We are currently running a replay with XRD_WRITERECOVERY=0

This is the PR disabling write recovery on the replay:
germanfgv#16

That's great news, thanks !

@germanfgv do you know against which storage endpoints this issue is happening? By default, write-recovery should be disabled at least at T0_CH_CERN_Disk and T2_CH_CERN, see:
https://gitlab.cern.ch/SITECONF/T0_CH_CERN/-/blob/master/JobConfig/site-local-config.xml#L14
https://gitlab.cern.ch/SITECONF/T2_CH_CERN/-/blob/master/JobConfig/site-local-config.xml?ref_type=heads#L16

however, we are missing it for T2_CH_CERN_P5 and T2_CH_CERN_HLT. It might be worth it reaching out to the SST to update those site-local-config files.

We are writing to T0 Disk, so it seems this is not working properly. I've checked the final xrdcp command and it does not include the proper env variable. This is an example of the cp command that we usually generate:

xrdcp --force --nopbar --cksum adler32:2d8dc345  "/srv/job/WMTaskSpace/cmsRun1/write_L1ScoutingSelection_L1SCOUT.root"  "root://eoscms.cern.ch//eos/cms/tier0/store/unmerged/data/Run2024F/L1ScoutingSelecti
on/L1SCOUT/v1/000/383/219/00000/16e6fec3-c3fa-422e-a474-f3f9724f4279.root?eos.app=cmst0" 

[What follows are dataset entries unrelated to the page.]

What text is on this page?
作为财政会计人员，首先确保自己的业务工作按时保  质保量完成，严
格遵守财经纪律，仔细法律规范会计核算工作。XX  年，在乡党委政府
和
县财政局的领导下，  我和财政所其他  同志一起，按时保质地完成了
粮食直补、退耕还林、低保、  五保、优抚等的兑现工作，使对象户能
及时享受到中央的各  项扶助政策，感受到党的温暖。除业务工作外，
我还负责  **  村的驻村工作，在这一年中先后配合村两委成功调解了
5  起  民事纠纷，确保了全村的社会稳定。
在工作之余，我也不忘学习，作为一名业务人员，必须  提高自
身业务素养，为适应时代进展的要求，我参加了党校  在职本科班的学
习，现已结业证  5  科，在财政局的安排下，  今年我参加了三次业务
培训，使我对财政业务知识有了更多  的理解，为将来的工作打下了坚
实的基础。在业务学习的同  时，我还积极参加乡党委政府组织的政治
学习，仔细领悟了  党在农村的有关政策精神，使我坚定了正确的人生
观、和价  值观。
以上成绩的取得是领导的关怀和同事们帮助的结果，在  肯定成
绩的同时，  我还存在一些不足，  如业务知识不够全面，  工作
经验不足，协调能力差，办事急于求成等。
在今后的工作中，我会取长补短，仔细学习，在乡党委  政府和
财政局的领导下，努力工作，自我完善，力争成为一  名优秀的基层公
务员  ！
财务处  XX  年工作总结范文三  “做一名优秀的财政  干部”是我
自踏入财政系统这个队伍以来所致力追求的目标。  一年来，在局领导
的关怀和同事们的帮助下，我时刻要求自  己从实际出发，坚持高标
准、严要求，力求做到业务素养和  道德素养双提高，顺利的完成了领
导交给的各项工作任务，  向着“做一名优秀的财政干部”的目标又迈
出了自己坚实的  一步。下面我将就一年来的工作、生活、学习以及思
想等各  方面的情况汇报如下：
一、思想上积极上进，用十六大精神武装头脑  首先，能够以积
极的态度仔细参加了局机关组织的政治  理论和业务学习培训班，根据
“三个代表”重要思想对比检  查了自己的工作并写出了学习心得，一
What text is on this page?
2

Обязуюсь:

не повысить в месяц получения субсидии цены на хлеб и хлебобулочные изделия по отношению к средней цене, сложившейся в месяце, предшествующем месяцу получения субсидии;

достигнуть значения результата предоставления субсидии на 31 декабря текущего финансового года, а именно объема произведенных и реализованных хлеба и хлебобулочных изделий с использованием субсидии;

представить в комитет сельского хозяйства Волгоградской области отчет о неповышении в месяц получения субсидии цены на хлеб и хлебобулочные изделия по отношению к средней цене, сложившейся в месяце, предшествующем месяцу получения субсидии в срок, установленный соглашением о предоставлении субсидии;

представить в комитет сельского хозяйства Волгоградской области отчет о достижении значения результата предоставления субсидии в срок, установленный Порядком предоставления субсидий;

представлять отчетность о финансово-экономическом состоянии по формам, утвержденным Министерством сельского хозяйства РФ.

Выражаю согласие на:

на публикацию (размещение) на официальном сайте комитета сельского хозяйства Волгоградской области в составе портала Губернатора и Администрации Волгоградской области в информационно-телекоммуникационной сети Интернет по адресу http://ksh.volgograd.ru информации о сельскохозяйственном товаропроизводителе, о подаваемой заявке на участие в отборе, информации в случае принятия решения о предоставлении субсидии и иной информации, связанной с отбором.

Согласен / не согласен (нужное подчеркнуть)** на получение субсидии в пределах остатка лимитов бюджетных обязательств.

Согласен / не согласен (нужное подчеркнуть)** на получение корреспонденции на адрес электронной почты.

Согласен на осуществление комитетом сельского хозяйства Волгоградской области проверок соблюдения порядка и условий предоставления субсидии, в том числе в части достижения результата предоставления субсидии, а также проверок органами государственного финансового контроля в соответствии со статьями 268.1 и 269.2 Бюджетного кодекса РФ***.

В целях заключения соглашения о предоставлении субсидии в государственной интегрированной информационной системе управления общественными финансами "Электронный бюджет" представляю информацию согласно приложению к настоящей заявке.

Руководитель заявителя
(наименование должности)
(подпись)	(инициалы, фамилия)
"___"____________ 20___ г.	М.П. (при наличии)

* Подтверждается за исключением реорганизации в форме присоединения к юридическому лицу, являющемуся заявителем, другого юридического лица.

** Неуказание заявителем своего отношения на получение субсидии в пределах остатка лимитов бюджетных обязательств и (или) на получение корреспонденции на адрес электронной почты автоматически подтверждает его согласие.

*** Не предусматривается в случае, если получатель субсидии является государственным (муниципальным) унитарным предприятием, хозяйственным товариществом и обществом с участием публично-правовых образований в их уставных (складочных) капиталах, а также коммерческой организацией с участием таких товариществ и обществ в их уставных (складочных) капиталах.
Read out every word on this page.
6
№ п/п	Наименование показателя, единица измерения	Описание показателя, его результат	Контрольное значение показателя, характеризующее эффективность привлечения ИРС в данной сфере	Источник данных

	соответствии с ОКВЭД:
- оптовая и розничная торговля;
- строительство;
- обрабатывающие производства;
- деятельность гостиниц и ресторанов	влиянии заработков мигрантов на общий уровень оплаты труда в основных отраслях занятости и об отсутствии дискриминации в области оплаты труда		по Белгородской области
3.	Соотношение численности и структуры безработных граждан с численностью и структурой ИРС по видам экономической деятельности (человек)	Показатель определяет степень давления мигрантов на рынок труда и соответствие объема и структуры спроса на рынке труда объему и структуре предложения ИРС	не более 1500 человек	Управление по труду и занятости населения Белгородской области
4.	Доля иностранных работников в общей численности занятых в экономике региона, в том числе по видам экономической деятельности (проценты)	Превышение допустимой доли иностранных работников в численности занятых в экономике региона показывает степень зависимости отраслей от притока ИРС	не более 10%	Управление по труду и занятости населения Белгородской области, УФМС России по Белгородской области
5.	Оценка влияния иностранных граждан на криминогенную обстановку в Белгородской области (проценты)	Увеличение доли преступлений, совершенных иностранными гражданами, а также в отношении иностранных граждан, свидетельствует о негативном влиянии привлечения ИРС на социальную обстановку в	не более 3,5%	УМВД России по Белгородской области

This is an example of the command in the running replay:

env XRD_WRITERECOVERY=0 xrdcp --force --nopbar  "/srv/job/WMTaskSpace/logArch1/logArchive.tar.gz"  "root://eoscms.cern.ch//eos/cms/tier0/store/unmerged/data/logs/prod/2024/8/29/PromptReco_Run382686_EGamma0_Tier0_REPLAY_2024_ID240829104828_v29104828/Reco/0000/0/a96807d0-7d81-4221-8229-9288d4e1a1d3-0-0-logArchive.tar.gz?eos.app=cmst0" 

@germanfgv @LinaresToine I wonder if you have any news on this issue? Has it resolved itself? Is this issue still happening?